New understanding of the nature of electromagnetism could lead to antennas small enough to fit on computer chips -- the 'last frontier' of semiconductor design -- and could help identify the points where theories of classical electromagnetism and quantum mechanics overlap.

A team of researchers from the University of Cambridge have unravelled one of the mysteries of electromagnetism, which could enable the design of antennas small enough to be integrated into an electronic chip. These ultra-small antennas -- the so-called 'last frontier' of semiconductor design -- would be a massive leap forward for wireless communications.

In new results published in the journal Physical Review Letters, the researchers have proposed that electromagnetic waves are generated not only from the acceleration of electrons, but also from a phenomenon known as symmetry breaking. In addition to the implications for wireless communications, the discovery could help identify the points where theories of classical electromagnetism and quantum mechanics overlap.

The phenomenon of radiation due to electron acceleration, first identified more than a century ago, has no counterpart in quantum mechanics, where electrons are assumed to jump from higher to lower energy states. These new observations of radiation resulting from broken symmetry of the electric field may provide some link between the two fields.

The purpose of any antenna, whether in a communications tower or a mobile phone, is to launch energy into free space in the form of electromagnetic or radio waves, and to collect energy from free space to feed into the device. One of the biggest problems in modern electronics, however, is that antennas are still quite big and incompatible with electronic circuits -- which are ultra-small and getting smaller all the time.

"Antennas, or aerials, are one of the limiting factors when trying to make smaller and smaller systems, since below a certain size, the losses become too great," said Professor Gehan Amaratunga of Cambridge's Department of Engineering, who led the research. "An aerial's size is determined by the wavelength associated with the transmission frequency of the application, and in most cases it's a matter of finding a compromise between aerial size and the characteristics required for that application."

Another challenge with aerials is that certain physical variables associated with radiation of energy are not well understood. For example, there is still no well-defined mathematical model related to the operation of a practical aerial. Most of what we know about electromagnetic radiation comes from theories first proposed by James Clerk Maxwell in the 19th century, which state that electromagnetic radiation is generated by accelerating electrons.

However, this theory becomes problematic when dealing with radio wave emission from a dielectric solid, a material which normally acts as an insulator, meaning that electrons are not free to move around.
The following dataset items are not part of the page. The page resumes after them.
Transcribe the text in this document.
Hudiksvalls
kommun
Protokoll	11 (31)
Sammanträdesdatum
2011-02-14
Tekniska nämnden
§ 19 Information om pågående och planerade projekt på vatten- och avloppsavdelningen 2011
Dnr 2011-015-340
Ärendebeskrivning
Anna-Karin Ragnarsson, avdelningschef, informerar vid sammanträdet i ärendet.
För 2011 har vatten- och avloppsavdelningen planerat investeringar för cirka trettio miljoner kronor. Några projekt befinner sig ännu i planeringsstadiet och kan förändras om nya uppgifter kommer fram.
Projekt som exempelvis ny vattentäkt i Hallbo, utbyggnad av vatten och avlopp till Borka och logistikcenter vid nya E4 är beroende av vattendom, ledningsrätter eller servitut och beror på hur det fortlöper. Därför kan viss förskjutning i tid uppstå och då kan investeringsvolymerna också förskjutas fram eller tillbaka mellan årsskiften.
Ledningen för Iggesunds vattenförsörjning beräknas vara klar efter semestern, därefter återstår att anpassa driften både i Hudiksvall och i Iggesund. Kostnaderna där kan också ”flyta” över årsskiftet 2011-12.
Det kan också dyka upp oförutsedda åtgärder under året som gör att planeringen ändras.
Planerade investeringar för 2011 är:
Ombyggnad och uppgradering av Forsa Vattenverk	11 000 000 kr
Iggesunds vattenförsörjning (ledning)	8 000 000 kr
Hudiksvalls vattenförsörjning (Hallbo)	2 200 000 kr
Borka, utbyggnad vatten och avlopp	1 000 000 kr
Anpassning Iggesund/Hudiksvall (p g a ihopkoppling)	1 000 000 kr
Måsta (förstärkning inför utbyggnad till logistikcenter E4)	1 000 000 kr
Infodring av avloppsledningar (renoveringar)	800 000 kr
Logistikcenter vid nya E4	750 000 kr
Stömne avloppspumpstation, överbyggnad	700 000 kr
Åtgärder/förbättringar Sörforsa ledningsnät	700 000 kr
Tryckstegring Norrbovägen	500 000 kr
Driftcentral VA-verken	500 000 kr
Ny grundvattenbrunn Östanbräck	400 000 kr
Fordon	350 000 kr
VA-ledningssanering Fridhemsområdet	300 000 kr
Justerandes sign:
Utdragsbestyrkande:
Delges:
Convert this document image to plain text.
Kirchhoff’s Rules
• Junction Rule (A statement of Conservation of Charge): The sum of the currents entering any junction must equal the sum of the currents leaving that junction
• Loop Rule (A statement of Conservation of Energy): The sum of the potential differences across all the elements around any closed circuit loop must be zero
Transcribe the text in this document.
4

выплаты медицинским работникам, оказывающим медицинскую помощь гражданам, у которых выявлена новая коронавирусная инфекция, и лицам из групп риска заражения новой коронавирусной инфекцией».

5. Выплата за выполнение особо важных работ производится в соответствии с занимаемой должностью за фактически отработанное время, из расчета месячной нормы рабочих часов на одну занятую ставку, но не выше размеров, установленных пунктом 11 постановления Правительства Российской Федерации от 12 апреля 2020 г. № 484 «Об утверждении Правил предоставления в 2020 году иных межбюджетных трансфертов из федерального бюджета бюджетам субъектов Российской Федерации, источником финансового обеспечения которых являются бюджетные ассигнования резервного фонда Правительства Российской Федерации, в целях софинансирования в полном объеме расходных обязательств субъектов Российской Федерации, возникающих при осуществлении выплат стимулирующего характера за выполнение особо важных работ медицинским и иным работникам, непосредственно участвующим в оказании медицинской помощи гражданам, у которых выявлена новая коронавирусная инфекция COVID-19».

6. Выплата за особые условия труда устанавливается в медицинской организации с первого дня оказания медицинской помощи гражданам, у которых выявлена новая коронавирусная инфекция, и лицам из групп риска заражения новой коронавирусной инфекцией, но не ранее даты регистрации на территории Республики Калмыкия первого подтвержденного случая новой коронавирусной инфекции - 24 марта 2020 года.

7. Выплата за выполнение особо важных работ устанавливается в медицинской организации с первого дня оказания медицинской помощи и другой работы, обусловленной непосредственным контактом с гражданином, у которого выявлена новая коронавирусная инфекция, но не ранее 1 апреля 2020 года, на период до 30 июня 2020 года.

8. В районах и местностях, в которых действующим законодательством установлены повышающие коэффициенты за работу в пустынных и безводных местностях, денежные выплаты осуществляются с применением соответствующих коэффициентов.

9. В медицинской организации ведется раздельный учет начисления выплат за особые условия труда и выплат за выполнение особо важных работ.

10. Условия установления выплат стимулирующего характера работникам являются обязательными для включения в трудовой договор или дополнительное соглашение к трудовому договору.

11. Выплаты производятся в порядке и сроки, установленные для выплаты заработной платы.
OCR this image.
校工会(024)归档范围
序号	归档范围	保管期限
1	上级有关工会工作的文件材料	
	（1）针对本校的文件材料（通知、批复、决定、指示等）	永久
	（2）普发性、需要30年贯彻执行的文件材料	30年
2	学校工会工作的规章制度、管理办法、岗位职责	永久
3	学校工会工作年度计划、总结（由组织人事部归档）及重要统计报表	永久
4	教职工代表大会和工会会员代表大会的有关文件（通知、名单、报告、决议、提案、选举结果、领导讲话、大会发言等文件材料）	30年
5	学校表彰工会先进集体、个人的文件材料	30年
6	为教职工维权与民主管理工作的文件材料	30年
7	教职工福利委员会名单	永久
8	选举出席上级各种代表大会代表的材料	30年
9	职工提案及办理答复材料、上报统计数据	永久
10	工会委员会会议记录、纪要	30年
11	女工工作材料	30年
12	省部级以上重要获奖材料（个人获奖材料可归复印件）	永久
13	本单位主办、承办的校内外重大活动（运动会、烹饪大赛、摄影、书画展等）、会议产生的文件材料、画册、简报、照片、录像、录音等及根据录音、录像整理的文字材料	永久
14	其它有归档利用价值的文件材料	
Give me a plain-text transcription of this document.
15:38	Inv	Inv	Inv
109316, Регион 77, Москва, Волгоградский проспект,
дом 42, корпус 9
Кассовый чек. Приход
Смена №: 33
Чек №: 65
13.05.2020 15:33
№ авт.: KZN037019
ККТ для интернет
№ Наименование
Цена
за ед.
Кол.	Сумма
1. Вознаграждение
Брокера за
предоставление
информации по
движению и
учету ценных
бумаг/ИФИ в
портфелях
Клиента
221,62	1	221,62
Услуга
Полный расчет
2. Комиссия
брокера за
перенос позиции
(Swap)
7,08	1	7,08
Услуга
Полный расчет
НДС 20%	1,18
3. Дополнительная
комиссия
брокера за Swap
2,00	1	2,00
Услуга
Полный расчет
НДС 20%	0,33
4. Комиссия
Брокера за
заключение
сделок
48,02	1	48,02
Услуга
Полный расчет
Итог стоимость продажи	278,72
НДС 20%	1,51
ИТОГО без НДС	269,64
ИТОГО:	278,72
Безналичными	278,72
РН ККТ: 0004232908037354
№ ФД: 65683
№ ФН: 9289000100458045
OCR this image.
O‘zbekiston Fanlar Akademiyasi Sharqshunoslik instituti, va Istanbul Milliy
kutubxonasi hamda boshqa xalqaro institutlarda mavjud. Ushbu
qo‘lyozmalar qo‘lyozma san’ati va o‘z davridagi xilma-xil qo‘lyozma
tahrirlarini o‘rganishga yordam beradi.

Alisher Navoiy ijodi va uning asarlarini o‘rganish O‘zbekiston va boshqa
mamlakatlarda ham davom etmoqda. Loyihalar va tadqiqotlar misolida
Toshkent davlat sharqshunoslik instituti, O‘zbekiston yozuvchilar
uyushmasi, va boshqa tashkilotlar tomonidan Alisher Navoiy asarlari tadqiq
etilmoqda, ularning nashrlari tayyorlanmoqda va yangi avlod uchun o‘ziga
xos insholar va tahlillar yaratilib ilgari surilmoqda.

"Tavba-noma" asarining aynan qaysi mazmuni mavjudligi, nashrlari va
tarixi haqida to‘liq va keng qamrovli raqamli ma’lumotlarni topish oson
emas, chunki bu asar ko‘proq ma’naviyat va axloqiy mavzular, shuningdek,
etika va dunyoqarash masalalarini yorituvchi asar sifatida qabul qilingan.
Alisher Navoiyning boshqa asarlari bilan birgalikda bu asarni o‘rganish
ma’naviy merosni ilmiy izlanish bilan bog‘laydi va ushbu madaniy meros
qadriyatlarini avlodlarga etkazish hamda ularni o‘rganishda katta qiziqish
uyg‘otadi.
Despite this, dielectric resonators are already used as antennas in mobile phones, for example.

"In dielectric aerials, the medium has high permittivity, meaning that the velocity of the radio wave decreases as it enters the medium," said Dr Dhiraj Sinha, the paper's lead author. "What hasn't been known is how the dielectric medium results in emission of electromagnetic waves. This mystery has puzzled scientists and engineers for more than 60 years."

Working with researchers from the National Physical Laboratory and Cambridge-based dielectric antenna company Antenova Ltd, the Cambridge team used thin films of piezoelectric materials, a type of insulator which is deformed or vibrated when voltage is applied. They found that at a certain frequency, these materials become not only efficient resonators, but efficient radiators as well, meaning that they can be used as aerials.

The researchers determined that the reason for this phenomenon is due to symmetry breaking of the electric field associated with the electron acceleration. In physics, symmetry is an indication of a constant feature of a particular aspect in a given system. When electronic charges are not in motion, there is symmetry of the electric field.

Symmetry breaking can also apply in cases such as a pair of parallel wires in which electrons can be accelerated by applying an oscillating electric field. "In aerials, the symmetry of the electric field is broken 'explicitly' which leads to a pattern of electric field lines radiating out from a transmitter, such as a two wire system in which the parallel geometry is 'broken'," said Sinha.

The researchers found that by subjecting the piezoelectric thin films to an asymmetric excitation, the symmetry of the system is similarly broken, resulting in a corresponding symmetry breaking of the electric field, and the generation of electromagnetic radiation.

The electromagnetic radiation emitted from dielectric materials is due to accelerating electrons on the metallic electrodes attached to them, as Maxwell predicted, coupled with explicit symmetry breaking of the electric field.

"If you want to use these materials to transmit energy, you have to break the symmetry as well as have accelerating electrons -- this is the missing piece of the puzzle of electromagnetic theory," said Amaratunga. "I'm not suggesting we've come up with some grand unified theory, but these results will aid understanding of how electromagnetism and quantum mechanics cross over and join up. It opens up a whole set of possibilities to explore."

The future applications for this discovery are important, not just for the mobile technology we use every day, but will also aid in the development and implementation of the Internet of Things: ubiquitous computing where almost everything in our homes and offices, from toasters to thermostats, is connected to the internet. For these applications, billions of devices are required, and the ability to fit an ultra-small aerial on an electronic chip would be a massive leap forward.

Piezoelectric materials can be made in thin film forms using materials such as lithium niobate, gallium nitride and gallium arsenide. Gallium arsenide-based amplifiers and filters are already available on the market and this new discovery opens up new ways of integrating antennas on a chip along with other components.

"It's actually a very simple thing, when you boil it down," said Sinha. "We've achieved a real application breakthrough, having gained an understanding of how these devices work."


The radiation pattern from a dipole antenna showing symmetry breaking of the electric field.